Na atualidade, o crescimento econômico é um processo de acumulação tanto de conhecimento como de capital. Nos países da OCDE, o investimento nos bens intangíveis que constituem a base de conhecimentos – investigação e desenvolvimento, e educação e software – equivale ou supera o investimento em equipes físicas. As empresas destinam pelo menos uma terça parte de seus investimentos na aquisição de bens intangíveis baseados no conhecimento, tais como capacitação, investigação e desenvolvimento, patentes, licenças, desenho e mercado. [...] Nas indústrias de alta tecnologia como a eletrônica e as de telecomunicações, a força motora das economias de alcance pode ser superior à exercida pelas tradicionais economias de escala (BM, 2003, p. 11).

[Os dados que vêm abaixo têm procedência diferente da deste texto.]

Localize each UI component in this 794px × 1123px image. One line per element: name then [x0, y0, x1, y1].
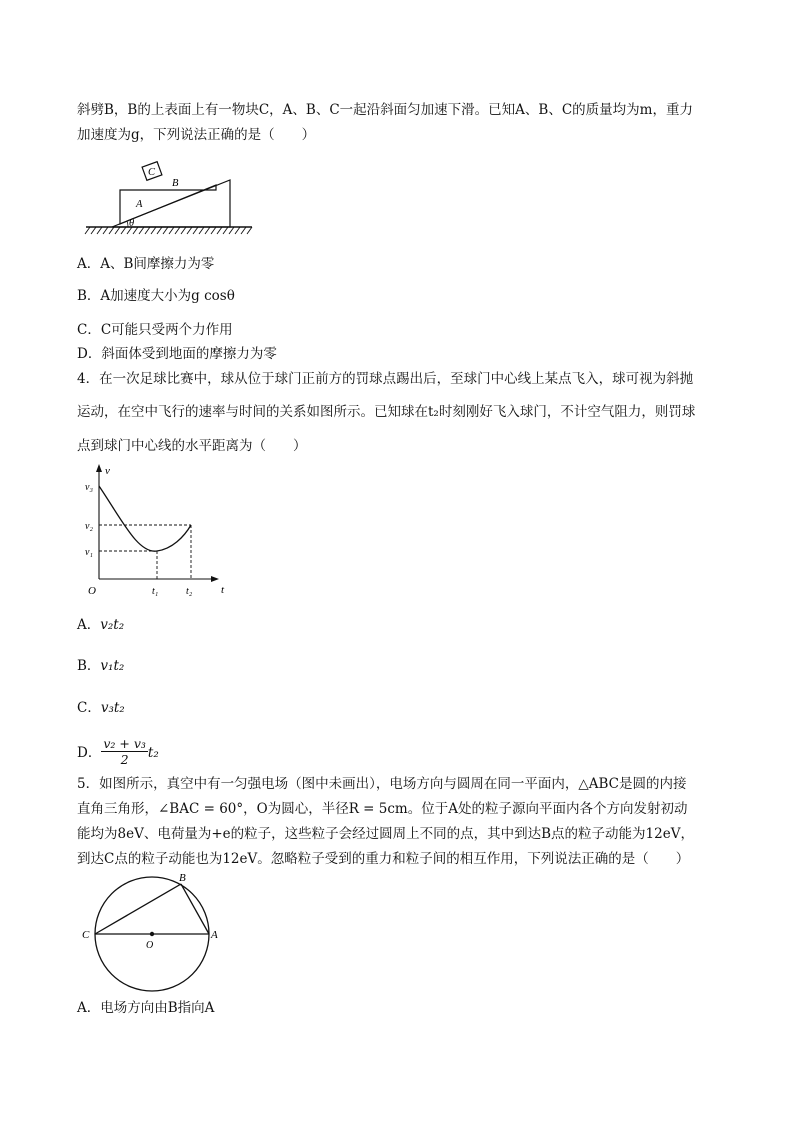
q4-option-a-value: v₂t₂ [100, 617, 125, 633]
fraction-denominator: 2 [120, 752, 129, 767]
q5-stem-line-1: 5．如图所示，真空中有一匀强电场（图中未画出），电场方向与圆周在同一平面内，△ABC是圆的内接 [77, 776, 687, 792]
block-c-label: C [148, 167, 156, 178]
q4-stem-line-1: 4．在一次足球比赛中，球从位于球门正前方的罚球点踢出后，至球门中心线上某点飞入，球可视为斜抛 [77, 371, 694, 387]
center-o-label: O [146, 940, 154, 951]
t2-tick-label: t₂ [186, 586, 193, 597]
q5-stem-line-3: 能均为8eV、电荷量为+e的粒子，这些粒子会经过圆周上不同的点，其中到达B点的粒子动能为12eV， [77, 826, 694, 842]
q4-stem-line-2: 运动，在空中飞行的速率与时间的关系如图所示。已知球在t₂时刻刚好飞入球门，不计空气阻力，则罚球 [77, 404, 696, 420]
q3-option-d: D．斜面体受到地面的摩擦力为零 [77, 346, 277, 362]
q4-option-b-value: v₁t₂ [100, 658, 125, 674]
q4-option-a-prefix: A． [77, 617, 101, 633]
v2-tick-label: v₂ [85, 521, 93, 532]
block-a-label: A [136, 199, 143, 210]
q4-option-c-value: v₃t₂ [100, 700, 125, 716]
q3-stem-line-1: 斜劈B，B的上表面上有一物块C，A、B、C一起沿斜面匀加速下滑。已知A、B、C的质量均为m，重力 [77, 102, 693, 118]
angle-theta-label: θ [129, 218, 135, 229]
q3-option-a: A．A、B间摩擦力为零 [77, 256, 215, 272]
point-b-label: B [179, 872, 186, 884]
q5-stem-line-2: 直角三角形，∠BAC = 60°，O为圆心，半径R = 5cm。位于A处的粒子源向平面内各个方向发射初动 [77, 801, 688, 817]
q4-option-d-fraction [101, 736, 148, 767]
q4-option-c-prefix: C． [77, 700, 101, 716]
q4-option-d-tail: t₂ [147, 745, 159, 761]
q5-stem-line-4: 到达C点的粒子动能也为12eV。忽略粒子受到的重力和粒子间的相互作用，下列说法正确的是（ ） [77, 851, 690, 867]
v1-tick-label: v₁ [85, 547, 93, 558]
q3-incline-figure [84, 158, 259, 238]
v3-tick-label: v₃ [85, 482, 93, 493]
fraction-numerator: v₂ + v₃ [103, 736, 146, 751]
q3-option-c: C．C可能只受两个力作用 [77, 322, 233, 338]
q4-option-c [77, 698, 125, 718]
q4-option-b [77, 656, 124, 676]
origin-label: O [88, 585, 96, 597]
block-b-label: B [172, 178, 179, 189]
point-c-label: C [82, 929, 90, 941]
v-axis-label: v [105, 465, 110, 477]
q4-option-d-prefix: D． [77, 745, 102, 761]
q4-stem-line-3: 点到球门中心线的水平距离为（ ） [77, 438, 307, 454]
q5-circle-figure [80, 868, 230, 993]
q4-velocity-time-graph [80, 462, 230, 602]
q5-option-a: A．电场方向由B指向A [77, 1000, 215, 1016]
q4-option-d [77, 738, 159, 769]
q4-option-b-prefix: B． [77, 658, 101, 674]
q3-option-b: B．A加速度大小为g cosθ [77, 288, 235, 304]
q3-stem-line-2: 加速度为g，下列说法正确的是（ ） [77, 127, 316, 143]
q4-option-a [77, 615, 124, 635]
t-axis-label: t [221, 584, 225, 596]
t1-tick-label: t₁ [152, 586, 159, 597]
point-a-label: A [211, 929, 218, 941]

Nesse sentido, não são o conhecimento e as TIC que determinam o grau de desenvolvimento econômico de um país, mas o seu nível de desenvolvimento industrial é que define a produção, disseminação e acesso ao conhecimento e à informação. Como assevera Dias Sobrinho (2005) “a sociedade do conhecimento” não é

Uma sociedade da e para a maioria da população. É, sobretudo, uma sociedade dos e para os que têm capacidade de produzir conhecimento e/ou dele obter os benefícios. Quem detém o conhecimento também tem o poder de criar e assegurar as normas e direitos que regem a posse, o valor e os usos desse capital. Assim, também determinam o tipo de conhecimento que tem valor, por quem, como e quando deve ser produzido e consumido (p. 75).

A busca da superação da ideologia do determinismo tecnológico no desenvolvimento dos países está expressa na Declaração da Sociedade Civil, adotada na plenária da Cúpula Mundial da Sociedade da Informação, em Genebra, em 2003, na qual ficam assinaladas novas compreensões e conceitos desenvolvidos por meio de processos participativos, durante os meses anteriores ao evento. Ao se referir à temática do abismo digital, a declaração diz que;

A desigual distribuição das TICs e a falta de acesso à informação de grande parte da população mundial, fenômenos que costumam ser denominados abismo digital, são de fato uma expressão de novas assimetrias no conjunto de abismos sociais existentes. Estes incluem os abismos entre o Norte e o Sul, os ricos e os pobres, os homens e as mulheres, as populações urbanas e as rurais, aqueles que têm acesso à informação e aqueles que carecem dela. Tais disparidades podem ser vistas não só entre as diferentes culturas, mas também dentro das fronteiras nacionais. A comunidade internacional deve exercer seu poder coletivo para garantir que os Estados adotem medidas com a finalidade de reduzir os abismos digitais nacionais (UTI, 2003).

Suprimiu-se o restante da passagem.